Grand Lodge No. 150

I little enjoyed the annual meeting of the IOOF Grand Lodge of Oregon, but my home lodge votes to send me from time to time, and I feel compelled to go. This was its 150th session.

Most people dress formally for the social events, but I only wore a suit. In all my 57 years, I have yet to wear a tux. As for the dinner utensils, I knew that I was supposed to work my way from the outside in or the inside out, but I couldn’t remember which, and then there was that fork at the top of the plate. I find my ignorance of such things to be more amusing than annoying.

My father never wore a tux either, and I never saw him in a suit except when he was in one of his churchgoing phases. He would not have joined a lodge; but if he had joined, he would not have attended Grand Lodge; but if he had attended Grand Lodge, he would have masked his social terrors with anger before he stomped out. I am very glad that I am not like my father.

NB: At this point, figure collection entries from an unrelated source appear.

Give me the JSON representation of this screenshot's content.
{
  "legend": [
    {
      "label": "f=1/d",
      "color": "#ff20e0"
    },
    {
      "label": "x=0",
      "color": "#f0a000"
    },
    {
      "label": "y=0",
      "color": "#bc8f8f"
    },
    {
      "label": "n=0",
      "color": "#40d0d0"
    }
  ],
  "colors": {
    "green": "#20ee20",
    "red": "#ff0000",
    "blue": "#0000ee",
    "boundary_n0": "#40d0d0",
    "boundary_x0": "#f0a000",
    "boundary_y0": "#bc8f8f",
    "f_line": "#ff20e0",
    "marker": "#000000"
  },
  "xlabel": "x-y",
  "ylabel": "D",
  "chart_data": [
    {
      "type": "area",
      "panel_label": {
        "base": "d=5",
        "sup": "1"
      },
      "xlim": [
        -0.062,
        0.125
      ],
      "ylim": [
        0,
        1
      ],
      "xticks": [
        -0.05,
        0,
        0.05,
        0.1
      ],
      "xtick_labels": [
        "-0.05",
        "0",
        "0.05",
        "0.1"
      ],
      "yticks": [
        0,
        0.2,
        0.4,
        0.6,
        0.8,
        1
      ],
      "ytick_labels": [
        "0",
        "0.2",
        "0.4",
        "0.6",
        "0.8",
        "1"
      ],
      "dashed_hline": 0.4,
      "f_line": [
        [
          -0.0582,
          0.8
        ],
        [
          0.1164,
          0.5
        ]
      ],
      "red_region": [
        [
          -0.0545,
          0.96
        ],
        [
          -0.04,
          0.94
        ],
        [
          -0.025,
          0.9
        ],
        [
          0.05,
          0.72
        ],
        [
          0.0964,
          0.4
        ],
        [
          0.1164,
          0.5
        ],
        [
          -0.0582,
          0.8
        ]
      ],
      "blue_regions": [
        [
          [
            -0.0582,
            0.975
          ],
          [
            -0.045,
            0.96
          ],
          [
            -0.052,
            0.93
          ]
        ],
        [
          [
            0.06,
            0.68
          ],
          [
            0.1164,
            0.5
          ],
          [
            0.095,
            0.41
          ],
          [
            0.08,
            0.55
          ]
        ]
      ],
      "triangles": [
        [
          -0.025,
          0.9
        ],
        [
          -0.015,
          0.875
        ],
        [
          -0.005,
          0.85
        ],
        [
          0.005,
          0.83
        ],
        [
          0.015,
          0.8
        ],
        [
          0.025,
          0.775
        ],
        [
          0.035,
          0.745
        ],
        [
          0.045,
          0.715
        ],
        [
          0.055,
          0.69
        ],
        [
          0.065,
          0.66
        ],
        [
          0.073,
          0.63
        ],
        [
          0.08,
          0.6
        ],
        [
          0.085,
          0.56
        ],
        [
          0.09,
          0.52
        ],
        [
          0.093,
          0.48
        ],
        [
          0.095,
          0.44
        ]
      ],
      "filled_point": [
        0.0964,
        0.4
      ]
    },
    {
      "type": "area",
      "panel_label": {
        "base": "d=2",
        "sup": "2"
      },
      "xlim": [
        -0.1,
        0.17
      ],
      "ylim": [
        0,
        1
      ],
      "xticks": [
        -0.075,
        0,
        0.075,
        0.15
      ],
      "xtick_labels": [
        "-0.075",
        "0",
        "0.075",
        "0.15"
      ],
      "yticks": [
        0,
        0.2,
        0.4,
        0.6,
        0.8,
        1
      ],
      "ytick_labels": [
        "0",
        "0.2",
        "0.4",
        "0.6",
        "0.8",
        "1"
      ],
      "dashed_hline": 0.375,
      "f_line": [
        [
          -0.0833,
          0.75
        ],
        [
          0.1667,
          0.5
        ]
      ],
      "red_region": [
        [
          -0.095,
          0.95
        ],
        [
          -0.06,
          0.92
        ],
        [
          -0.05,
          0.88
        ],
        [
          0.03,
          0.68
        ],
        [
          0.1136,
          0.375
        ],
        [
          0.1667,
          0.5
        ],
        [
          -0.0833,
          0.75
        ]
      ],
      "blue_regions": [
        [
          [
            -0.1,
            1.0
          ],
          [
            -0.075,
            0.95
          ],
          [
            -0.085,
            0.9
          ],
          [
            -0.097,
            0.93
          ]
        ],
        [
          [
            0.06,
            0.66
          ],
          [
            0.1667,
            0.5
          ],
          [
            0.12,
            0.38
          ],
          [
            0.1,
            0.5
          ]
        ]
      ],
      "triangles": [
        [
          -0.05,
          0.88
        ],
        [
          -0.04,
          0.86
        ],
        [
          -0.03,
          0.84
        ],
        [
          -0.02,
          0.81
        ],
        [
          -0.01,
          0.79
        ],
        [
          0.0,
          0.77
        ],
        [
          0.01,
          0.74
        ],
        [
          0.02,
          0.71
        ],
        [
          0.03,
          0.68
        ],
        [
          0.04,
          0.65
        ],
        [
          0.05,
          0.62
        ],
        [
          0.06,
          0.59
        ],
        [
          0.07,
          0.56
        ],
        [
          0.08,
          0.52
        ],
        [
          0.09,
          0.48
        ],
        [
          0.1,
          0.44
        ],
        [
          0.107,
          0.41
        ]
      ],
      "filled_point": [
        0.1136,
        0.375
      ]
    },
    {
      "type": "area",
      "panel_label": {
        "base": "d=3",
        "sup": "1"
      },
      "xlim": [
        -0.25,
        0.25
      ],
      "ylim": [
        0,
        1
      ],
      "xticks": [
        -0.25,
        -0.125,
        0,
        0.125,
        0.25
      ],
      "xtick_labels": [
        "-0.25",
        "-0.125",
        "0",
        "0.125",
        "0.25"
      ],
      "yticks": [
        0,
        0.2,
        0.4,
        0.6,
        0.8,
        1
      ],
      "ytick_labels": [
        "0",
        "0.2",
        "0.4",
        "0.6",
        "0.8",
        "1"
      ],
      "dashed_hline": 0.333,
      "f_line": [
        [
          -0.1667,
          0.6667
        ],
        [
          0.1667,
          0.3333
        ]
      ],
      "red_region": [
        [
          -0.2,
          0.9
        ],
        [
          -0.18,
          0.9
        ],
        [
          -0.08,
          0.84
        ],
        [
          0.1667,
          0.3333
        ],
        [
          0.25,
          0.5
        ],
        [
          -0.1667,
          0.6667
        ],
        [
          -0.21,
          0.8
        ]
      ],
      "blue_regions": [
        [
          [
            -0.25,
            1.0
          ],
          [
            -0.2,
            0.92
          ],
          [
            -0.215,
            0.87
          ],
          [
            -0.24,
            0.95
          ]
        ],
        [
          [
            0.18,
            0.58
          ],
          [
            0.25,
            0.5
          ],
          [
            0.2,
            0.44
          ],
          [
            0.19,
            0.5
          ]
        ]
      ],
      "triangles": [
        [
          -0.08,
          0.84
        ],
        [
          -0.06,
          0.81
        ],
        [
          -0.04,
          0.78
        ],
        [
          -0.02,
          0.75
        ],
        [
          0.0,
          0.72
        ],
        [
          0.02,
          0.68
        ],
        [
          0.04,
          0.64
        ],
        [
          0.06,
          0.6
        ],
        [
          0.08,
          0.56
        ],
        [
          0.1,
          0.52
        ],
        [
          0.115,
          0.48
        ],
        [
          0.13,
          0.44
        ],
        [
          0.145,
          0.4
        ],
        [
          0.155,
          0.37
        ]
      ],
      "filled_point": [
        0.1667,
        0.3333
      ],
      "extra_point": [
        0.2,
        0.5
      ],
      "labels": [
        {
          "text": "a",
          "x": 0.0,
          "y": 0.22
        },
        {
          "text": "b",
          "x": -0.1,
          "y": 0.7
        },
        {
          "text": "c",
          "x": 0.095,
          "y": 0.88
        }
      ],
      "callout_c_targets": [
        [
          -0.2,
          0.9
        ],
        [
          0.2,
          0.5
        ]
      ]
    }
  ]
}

When I went on antidepressants in 1996, my own social fears greatly diminished. When I stopped taking them thirteen months ago, I worried that my fears would return, but they have not. I have two explanations. One is that I have declared myself too old to stoop to the indignity of worrying about what people think. The other is that I don’t consider people sufficiently important for their opinions to matter.

I went to work on household projects within an hour of getting home, and have scarcely stopped in the three days since. I did attend the Masonic Philosophical Society on Saturday and my regular Masonic lodge tonight. Tomorrow night is Odd Fellows, and then there is a Master Mason degree on Thursday. If I didn’t allow myself such indulgences, my time would be taken up almost entirely by chores, and I would become resentful. This house is already like anvil tied to my neck. I tell myself that I should appreciate it. After all, I could own nothing but the clothes on their back and not enough of those. Yet, as I stood looking out the den window today at the far corner of the house, it seemed as distant and demanding as the hull of a large ship.